The team developed a pipeline to download, process, integrate, and re-distribute six data types from over 6,000 human subjects suffering from 34 types of disease in 28 countries. The database includes the Human Microbiome Project, an initiative of the National Institutes of Health to characterize the healthy human oral, skin, vaginal, gut, and nasal/lung microbiome. The team downloaded 63 TB of raw sequencing data and consumed over 100,000 CPU hours at the CUNY high-performance computing center to align these sequencing reads to marker genes from ~17,000 microbial reference genomes, determining the microbial species present and metabolic functions they may be performing. Sharing these data required developing a novel method for cloud-based distribution of such large databases directly into the R/Bioconductor analysis environment, used also to distribute the cancer data described above.

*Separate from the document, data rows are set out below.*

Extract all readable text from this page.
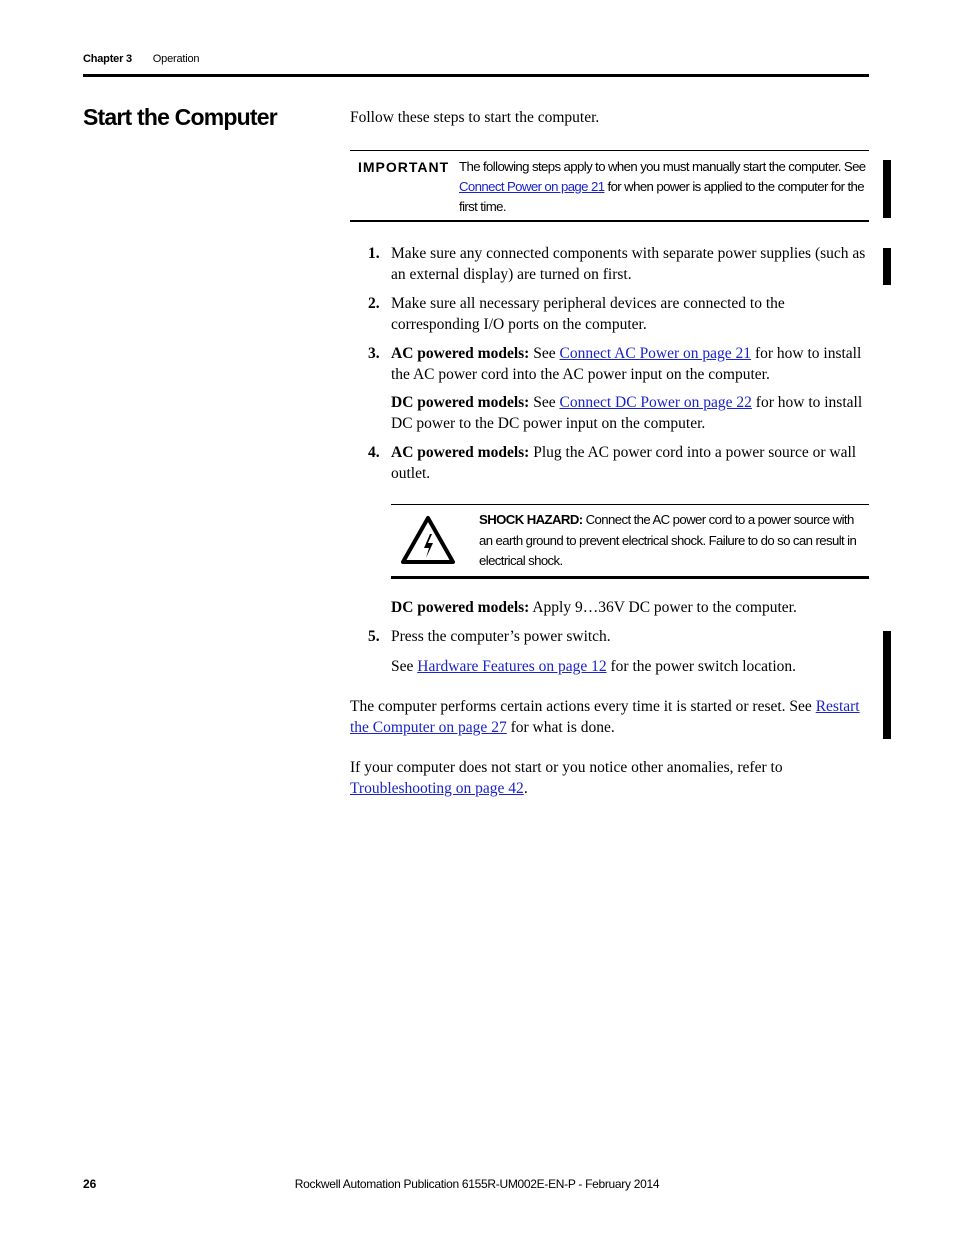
Chapter 3 Operation
Start the Computer	Follow these steps to start the computer.

IMPORTANT The following steps apply to when you must manually start the computer. See Connect Power on page 21 for when power is applied to the computer for the first time.
1. Make sure any connected components with separate power supplies (such as an external display) are turned on first.
2. Make sure all necessary peripheral devices are connected to the corresponding I/O ports on the computer.
3. AC powered models: See Connect AC Power on page 21 for how to install the AC power cord into the AC power input on the computer.
DC powered models: See Connect DC Power on page 22 for how to install DC power to the DC power input on the computer.
4. AC powered models: Plug the AC power cord into a power source or wall outlet.
SHOCK HAZARD: Connect the AC power cord to a power source with an earth ground to prevent electrical shock. Failure to do so can result in electrical shock.
DC powered models: Apply 9…36V DC power to the computer.
5. Press the computer’s power switch.
See Hardware Features on page 12 for the power switch location.
The computer performs certain actions every time it is started or reset. See Restart the Computer on page 27 for what is done.
If your computer does not start or you notice other anomalies, refer to Troubleshooting on page 42.
26	Rockwell Automation Publication 6155R-UM002E-EN-P - February 2014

The group used this new database to refute the existence of previously reported “enterotypes” of the human gut microbiome, and to show that the presence of certain diseases, such as liver cirrhosis, colorectal cancer, and type-2 diabetes, could be predicted equally accurately by machine learning techniques using any of the data types provided.

Discussing the significance of both studies, Waldron explains, “Our hope is that patients who donate their specimens and their DNA to help find preventions and cures for their disease, will see the importance of their contributions as newly empowered researchers from around the world are able to set to work turning their data into discoveries.”

In addition to Waldron, Ramos, and Schiffer, a number of CUNY SPH faculty, students, and alumni were involved with the studies. Dr. Jennifer Dowd, a research associate professor, along with current student Audrey Renson, and alumni Carmen Rodriguez, Tiffany Chan, and Hanish Kodali all contributed to the studies.

1. Ramos M, Schiffer L, Re A, Azhar R, Basunia A, Rodriguez C, Chan T, Chapman P, Davis SR, Gomez-Cabrero D, Culhane AC, Haibe-Kains B, Hansen KD, Kodali H, Louis MS, Mer AS, Riester M, Morgan M, Carey V, Waldron L: Software for the Integration of Multiomics Experiments in Bioconductor. Cancer Research 2017, 77:e39–e42.

2. Pasolli E, Schiffer L, Manghi P, Renson A, Obenchain V, Truong DT, Beghini F, Malik F, Ramos M, Dowd JB, Huttenhower C, Morgan M, Segata N, Waldron L: Accessible, curated metagenomic data through ExperimentHub. Nature Methods 2017, 14:1023–1024.